Stephen Elop shows off the Lumia 900 at CES 2012.
(Credit: Lori Grunin/CNET)
Elop made the comments in Nokia's earnings statement. Nokia reported first-quarter results in line with its profit warning.
The Lumia launch is critical to Nokia, given that it's under fire in emerging markets and at the low end of the phone spectrum. Here's Elop's assessment:
We have launched four Lumia devices ahead of schedule to encouraging awards and popular acclaim. The actual sales results have been mixed. We exceeded expectations in markets, including the United States, but establishing momentum in certain markets including the UK has been more challenging.
Meanwhile, Elop said that Nokia has to battle on the feature-phone end of the spectrum. Nokia will renew its Series 40 platform, fill product gaps and largely compete on price.
The crunch on the high end and low end of the device market could be deadly for Nokia. On one hand, Elop said it will ramp-up Lumia advertising and new features with "a clear sense of urgency". On the other side of the equation, Elop noted that it will be aggressive on the low end of the market, while conserving cash.
Conserving cash may become a bigger concern. Nokia's cash position in the first quarter fell 24 per cent from a year ago, and sales in the first quarter were hammered across the board. This table highlights all you need to know about Nokia’s standing; it's Lumia or bust.
Analysts were mixed on the news. Among the positives:
Nokia is streamlining; Nokia has removed layers of sales manager and intends to improve customer focus. The catch? Colin Giles, executive vice president of sales, is stepping down, but Wedbush analyst Scott Sutherland says more execs need to go. However, Nokia wants new sales blood
The Lumia launch went well in the US. Sure, Nokia said Lumia sales were mixed in the first quarter, but the US, an emerging market for Nokia, looks decent, said analysts
Nokia acknowledges its issues. The company said it will continue to cut costs, and has been transparent. Transparency, however, doesn't book revenue. Wall Street appears to appreciate the effort, at least.
Nokia doesn't have much of a lower-end phone plan. The company said it would reinvigorate its low-end phones, but it has to compete with an Android army.
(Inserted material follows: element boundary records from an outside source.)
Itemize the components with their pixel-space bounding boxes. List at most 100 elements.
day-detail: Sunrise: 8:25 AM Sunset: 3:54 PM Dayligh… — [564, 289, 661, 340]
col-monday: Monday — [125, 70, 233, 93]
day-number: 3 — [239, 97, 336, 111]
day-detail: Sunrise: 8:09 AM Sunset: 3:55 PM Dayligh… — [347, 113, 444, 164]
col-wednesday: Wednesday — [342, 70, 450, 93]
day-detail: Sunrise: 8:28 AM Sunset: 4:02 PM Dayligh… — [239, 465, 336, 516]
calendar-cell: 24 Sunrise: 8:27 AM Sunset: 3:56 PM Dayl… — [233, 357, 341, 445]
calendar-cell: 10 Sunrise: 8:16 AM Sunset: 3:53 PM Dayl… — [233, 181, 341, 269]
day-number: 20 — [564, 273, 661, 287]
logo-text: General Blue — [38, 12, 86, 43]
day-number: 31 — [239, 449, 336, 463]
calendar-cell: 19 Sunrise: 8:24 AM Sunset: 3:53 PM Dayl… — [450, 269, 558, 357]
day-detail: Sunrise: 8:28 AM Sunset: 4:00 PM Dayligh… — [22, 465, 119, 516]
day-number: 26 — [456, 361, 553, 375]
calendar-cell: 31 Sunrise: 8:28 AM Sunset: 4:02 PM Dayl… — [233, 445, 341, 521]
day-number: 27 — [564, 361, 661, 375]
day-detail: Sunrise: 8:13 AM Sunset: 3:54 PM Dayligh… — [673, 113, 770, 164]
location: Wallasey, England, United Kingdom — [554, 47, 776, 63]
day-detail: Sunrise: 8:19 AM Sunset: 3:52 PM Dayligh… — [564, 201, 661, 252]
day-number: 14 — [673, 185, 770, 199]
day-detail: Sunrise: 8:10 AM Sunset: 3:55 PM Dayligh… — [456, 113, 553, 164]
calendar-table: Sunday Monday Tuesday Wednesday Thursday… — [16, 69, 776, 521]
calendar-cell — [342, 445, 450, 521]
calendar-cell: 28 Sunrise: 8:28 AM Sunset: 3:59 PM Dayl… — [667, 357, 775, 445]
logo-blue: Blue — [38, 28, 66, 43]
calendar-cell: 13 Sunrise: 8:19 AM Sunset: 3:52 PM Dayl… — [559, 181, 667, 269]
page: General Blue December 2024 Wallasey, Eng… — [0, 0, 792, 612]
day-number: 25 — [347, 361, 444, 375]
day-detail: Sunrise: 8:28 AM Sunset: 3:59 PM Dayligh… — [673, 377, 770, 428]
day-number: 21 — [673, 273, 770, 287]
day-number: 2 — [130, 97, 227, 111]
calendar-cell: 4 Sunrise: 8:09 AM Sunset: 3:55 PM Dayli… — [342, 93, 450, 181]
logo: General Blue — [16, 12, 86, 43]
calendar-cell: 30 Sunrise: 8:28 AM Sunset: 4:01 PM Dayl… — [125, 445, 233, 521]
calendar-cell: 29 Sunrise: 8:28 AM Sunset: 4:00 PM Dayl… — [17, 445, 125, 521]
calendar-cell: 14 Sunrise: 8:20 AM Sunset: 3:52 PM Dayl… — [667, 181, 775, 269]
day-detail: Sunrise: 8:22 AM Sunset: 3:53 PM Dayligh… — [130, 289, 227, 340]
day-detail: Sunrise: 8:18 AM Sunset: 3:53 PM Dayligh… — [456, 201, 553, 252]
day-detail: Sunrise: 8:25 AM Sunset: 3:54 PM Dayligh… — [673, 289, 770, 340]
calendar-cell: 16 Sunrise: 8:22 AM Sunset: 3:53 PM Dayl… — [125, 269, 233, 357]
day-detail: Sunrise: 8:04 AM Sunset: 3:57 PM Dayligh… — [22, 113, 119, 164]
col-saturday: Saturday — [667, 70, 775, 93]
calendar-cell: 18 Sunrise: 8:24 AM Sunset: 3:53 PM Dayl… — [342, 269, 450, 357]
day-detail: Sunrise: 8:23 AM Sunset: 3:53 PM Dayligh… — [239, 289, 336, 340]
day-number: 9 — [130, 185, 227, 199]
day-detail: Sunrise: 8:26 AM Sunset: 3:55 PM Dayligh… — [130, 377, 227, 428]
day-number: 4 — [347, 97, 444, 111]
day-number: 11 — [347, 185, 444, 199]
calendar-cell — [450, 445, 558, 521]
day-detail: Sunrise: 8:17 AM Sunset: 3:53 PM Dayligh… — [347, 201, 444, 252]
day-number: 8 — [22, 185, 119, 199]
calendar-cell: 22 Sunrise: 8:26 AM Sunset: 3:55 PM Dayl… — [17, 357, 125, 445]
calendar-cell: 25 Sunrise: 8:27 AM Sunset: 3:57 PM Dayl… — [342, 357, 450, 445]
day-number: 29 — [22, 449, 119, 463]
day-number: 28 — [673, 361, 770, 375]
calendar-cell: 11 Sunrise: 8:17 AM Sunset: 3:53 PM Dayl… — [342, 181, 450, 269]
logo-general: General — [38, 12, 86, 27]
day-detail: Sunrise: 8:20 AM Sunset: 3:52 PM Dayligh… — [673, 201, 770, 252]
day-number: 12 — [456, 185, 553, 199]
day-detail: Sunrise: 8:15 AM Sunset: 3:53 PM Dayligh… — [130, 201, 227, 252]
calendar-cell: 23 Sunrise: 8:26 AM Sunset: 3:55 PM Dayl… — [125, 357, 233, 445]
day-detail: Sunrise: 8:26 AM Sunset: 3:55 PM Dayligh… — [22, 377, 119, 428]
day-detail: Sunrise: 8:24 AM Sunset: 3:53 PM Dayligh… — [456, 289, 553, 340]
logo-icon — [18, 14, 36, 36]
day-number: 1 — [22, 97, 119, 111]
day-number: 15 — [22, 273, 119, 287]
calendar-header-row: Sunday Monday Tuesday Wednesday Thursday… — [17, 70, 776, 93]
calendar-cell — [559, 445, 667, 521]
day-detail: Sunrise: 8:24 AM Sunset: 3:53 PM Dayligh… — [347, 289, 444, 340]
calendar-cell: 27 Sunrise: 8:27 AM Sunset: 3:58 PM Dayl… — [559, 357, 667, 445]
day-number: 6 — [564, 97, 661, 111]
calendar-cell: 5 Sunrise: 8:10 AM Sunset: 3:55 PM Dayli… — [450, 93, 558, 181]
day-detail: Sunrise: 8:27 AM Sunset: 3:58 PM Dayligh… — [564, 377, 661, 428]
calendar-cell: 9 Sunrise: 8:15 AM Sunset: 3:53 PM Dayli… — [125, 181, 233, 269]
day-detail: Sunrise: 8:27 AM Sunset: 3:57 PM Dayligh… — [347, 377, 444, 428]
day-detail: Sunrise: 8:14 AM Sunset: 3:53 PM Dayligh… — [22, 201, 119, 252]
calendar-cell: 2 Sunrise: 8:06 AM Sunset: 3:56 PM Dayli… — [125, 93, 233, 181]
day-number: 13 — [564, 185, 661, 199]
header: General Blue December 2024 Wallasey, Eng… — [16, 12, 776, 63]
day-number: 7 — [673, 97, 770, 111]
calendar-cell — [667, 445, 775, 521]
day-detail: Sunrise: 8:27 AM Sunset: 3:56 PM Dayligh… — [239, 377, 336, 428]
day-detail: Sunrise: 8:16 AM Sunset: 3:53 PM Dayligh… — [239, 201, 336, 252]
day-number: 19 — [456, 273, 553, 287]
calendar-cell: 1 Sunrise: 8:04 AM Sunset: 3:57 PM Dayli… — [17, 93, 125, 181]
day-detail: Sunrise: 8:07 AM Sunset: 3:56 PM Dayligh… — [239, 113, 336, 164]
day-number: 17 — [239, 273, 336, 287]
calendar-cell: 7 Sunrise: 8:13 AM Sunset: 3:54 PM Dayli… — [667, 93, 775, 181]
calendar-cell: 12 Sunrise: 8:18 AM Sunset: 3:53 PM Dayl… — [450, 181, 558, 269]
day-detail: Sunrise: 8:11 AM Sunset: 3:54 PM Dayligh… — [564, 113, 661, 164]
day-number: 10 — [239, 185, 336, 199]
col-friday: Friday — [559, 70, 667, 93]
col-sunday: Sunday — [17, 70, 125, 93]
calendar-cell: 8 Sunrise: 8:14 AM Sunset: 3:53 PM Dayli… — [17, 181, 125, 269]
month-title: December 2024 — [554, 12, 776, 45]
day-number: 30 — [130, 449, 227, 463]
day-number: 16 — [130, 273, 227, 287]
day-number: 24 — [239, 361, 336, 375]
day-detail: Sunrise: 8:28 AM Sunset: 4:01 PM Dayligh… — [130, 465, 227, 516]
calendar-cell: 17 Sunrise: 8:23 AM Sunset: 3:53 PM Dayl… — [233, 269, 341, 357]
Feature phones are now touch, and blending into smartphones. Good luck, Nokia. Jefferies analyst Lee Simpson said in a research note:
The portfolio focus will likely be on series 40 (7 new Asha devices) in 2Q12. Here (lower price tiers), Nokia is subject to considerable pricing pressure from rivals with better or improving cost controls and full touch UI.
This means that Samsung, Huawei and ZTE are expected to eat Nokia's lunch
Windows Phone staying-power questions. Simpson said that potential Lumia 900 buyers may be turned off by upgrade capability — Microsoft Windows Phone 7.5 devices can't be upgraded, and that may spook customers. Meanwhile, there are Android and iPhone 5 roll-outs on deck
China is tough. A lot of Nokia's issues are in China. It's unclear whether Nokia can compete with home-grown handset makers on price.